What many small businesses believe is that they need to have lots of resources to adopt sustainable practices within their business. Yet, it's many of these well-established brands that fail to incorporate sustainability at a large scale. This is why we believe we have a unique position to shape the industry for the future and show how smaller companies can still be sustainable. We as a company have a long way to go in terms of achieving our sustainability goals for Nice as Heck, but we are taking the initiative now to set the foundation for future plans. One campaign we initially took on was no plastic packaging for all of our products. This really manifested itself in our packaging design. First, we created biodegradable apparel bags instead of the traditional plastic apparel bags. These were produced 100% using plants and we worked directly with our manufacturer to ensure quality and certification. In addition, we also wanted to focus on the actual shipping journey. We partnered with the company EcoEnclose and purchased recycled paper mailers and cardboard boxes to send out all the orders in. By removing plastic from packaging, we have minimized our impact as a brand. You can learn more about our practices here. Beyond our packaging efforts, we are also members of 1% for the Planet. This organization, founded by one of our role models and founder of Patagonia, Yvon Chounaird, allows us to give back to the resources that help to create our product. From volunteering opportunities, to donations of 1% of profits each year, the organization directly connects us with non-profits who are restoring these resources.

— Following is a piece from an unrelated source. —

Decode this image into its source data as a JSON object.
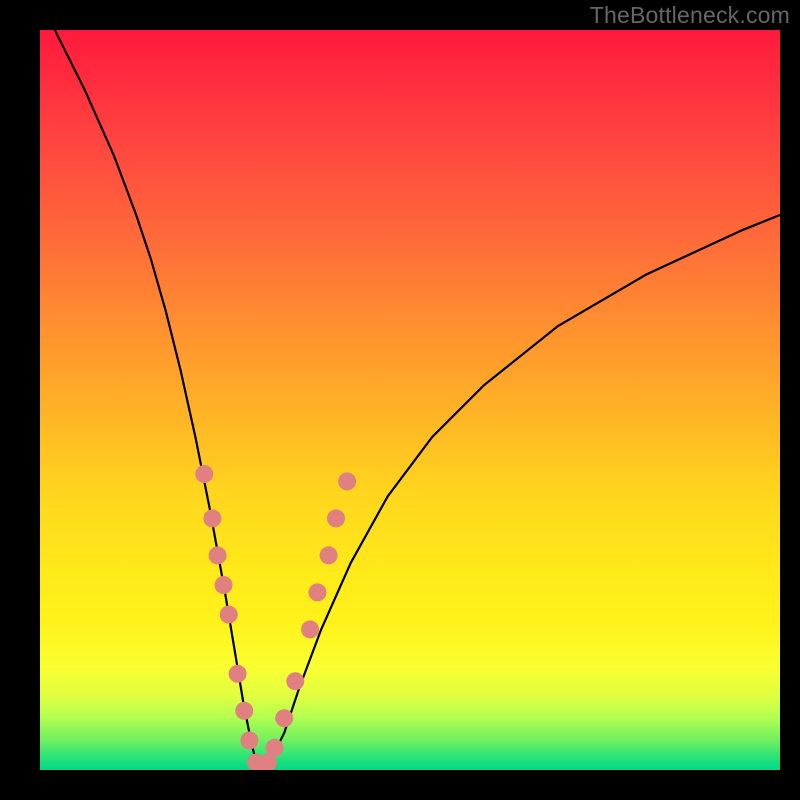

We have also taken initiatives to donate to non-profit organizations, such as One Tree Planted. For every order placed online, we plant a tree through our partnership. We also have begun introducing fabrics such as hemp and organic cotton to lessen the impact of our production. In addition, we are working with our manufacturers to use deadstock fabric from our own production programs. We are currently developing tote bags using leftover canvas from our Kickback Jackets. All these initiatives, although small in scale for the size of our business, are allowing us to develop these systems now and setting us up for the future.
Our generation has a greater love and appreciation for nature than ever before, and we are becoming the protectors of our environment. We at Nice as Heck understand this power and have lofty goals for our business. Transparency is key, and we know that. A lot of our production right now is not inherently sustainable, and we don’t want this to last for long. Our goals for the future include expanding into sustainable production and ultimately opening our own net-neutral manufacturing facility. Although far out, we know this is where we want to be and is something that is achievable. It is through your support that is allowing us to pursue this trajectory, and our collective appreciation for mother nature that makes us gravitate toward this vision. It's like the old boy scout motto goes, “always leave the place cleaner than you found it”, and that's our goal for the fashion industry.
Planet, 1% for the. 1% For the Planet - Homepage, www.onepercentfortheplanet.org/.
Pal, Rudrajeet, and Jonathan Gander. “Modelling Environmental Value: An Examination of Sustainable Business Models within the Fashion Industry.” Journal of Cleaner Production, Elsevier, 19 Feb. 2018, www.sciencedirect.com/science/article/abs/pii/S0959652618303056.
Willersdorf, Sarah. “The Future of Success in Fashion Lies in Sustainability | BCG.” YouTube, YouTube, 3 Feb. 2020, www.youtube.com/watch?v=ulY6zFI_5T4.